I couldn't track down a proper reference but a poster on a fitness site said that being overweight protects against certain infections, mainly TB

But I think I read somewhere that the 1918 flu which found it easy to spread amoung soldiers killed mainly young poeple partly because they had strong imune systems. Is this right?

The idea that diseases spread faster in major urban centers is an epidemiological truism, I think. You could add that long-distance trade networks between cities spread diseases more widely. In Africa truck drivers are supposedly the vectors (a girl in every port). An airline steward was apparently the one who brought AIDS to the US.

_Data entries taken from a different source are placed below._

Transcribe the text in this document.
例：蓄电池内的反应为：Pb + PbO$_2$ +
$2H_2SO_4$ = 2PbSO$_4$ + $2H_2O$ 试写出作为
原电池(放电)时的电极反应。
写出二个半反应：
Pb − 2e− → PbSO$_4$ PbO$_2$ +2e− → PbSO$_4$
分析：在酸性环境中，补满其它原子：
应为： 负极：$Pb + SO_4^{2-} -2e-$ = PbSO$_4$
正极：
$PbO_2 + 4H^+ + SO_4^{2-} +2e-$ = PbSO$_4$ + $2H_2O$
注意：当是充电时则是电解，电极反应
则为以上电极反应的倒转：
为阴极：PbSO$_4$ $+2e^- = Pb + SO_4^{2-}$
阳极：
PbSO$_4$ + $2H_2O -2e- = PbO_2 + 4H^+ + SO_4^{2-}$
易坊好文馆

Of course, even though the theory behind this is conventional, applying it to the specific African context is still interesting.

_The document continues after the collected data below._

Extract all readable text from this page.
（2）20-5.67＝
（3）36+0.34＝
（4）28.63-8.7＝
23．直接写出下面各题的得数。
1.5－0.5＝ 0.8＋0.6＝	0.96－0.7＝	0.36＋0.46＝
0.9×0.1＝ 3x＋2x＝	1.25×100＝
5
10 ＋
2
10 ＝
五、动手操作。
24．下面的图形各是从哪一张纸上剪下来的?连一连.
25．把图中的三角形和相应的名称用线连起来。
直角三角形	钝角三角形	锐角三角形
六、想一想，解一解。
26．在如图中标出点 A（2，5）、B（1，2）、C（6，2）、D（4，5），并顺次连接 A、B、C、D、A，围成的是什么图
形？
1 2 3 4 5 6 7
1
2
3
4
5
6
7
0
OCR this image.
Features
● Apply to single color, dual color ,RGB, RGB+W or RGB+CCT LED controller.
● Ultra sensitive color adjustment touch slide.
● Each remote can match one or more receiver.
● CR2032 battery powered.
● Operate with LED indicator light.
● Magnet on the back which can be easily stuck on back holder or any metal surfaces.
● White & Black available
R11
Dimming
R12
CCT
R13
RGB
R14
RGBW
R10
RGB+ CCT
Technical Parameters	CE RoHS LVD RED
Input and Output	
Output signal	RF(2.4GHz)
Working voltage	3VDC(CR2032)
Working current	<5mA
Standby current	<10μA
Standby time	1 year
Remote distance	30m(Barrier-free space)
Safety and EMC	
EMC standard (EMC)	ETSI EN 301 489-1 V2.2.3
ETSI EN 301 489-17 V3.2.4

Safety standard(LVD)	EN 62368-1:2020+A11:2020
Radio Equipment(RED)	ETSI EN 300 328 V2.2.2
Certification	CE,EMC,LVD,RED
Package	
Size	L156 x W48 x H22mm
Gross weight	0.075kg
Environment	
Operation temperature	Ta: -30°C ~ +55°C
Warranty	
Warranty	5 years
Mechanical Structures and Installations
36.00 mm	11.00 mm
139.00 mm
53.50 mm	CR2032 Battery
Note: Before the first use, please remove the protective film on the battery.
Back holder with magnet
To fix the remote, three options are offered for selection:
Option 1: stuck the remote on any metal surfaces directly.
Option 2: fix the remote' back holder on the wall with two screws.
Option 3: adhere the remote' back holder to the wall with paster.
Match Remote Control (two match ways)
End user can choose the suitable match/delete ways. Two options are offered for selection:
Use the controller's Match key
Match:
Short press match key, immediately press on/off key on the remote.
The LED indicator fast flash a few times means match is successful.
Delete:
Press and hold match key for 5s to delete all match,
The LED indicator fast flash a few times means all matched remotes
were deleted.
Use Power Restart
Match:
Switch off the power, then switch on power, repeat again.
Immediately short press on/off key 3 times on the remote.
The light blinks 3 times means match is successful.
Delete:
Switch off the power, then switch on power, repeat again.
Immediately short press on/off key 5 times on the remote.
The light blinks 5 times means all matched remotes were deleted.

By John Emerson (not verified) on 03 Oct 2008 #permalink

I might be set straight on this, but I don't see that easy spreading necessarily implies virulence - this assumes a trade-off that may or may not exist if transmission can be achieved without increasing virulence (common cold might be an example?)

I think decreased contagion implies a cost for virulence which wouldn't necessarily exist for more contagious diseases. Also, diseases don't exist to be virulent but contagious (in a Darwinian sense), the virulence is just their way of ensuring contagion.

I think an important part of Paul Ewald's argument is that natural selection works several orders of magnitude faster in micro-organisms. The effects can be astounding as Robert Sapolsky's case in point Toxoplasma gondi shows.

The following is absolutely true. Our family cat is a smaller than average neutered male, he is 12 years old and overweight whith a visibly protruding belly. A rival tomcat hase been scent marking our garden, even I can smell it. Last week he killed a rat in the garden for the second time, he didn't eat the rat though.

Japan was theorised to be a unfavourable enviroment for rapid spread of HIV and hence favourable to a the natural selection of a less virulent strain, Science Links Japan article has the calculations ("A simulation sheds a light on the present HIV epidemic"). However "Japans HIV infections hit record high in 2007" (china.org.cn)suggests this will not turn out to be the case.

The theory might still be a good one if the Japanese have more sexual partners than was thought, they do have a very surprisingly low 2d4d ratio (with possible implications for immunity). Theorising about the Japanese may not be as straightforward as about HIV.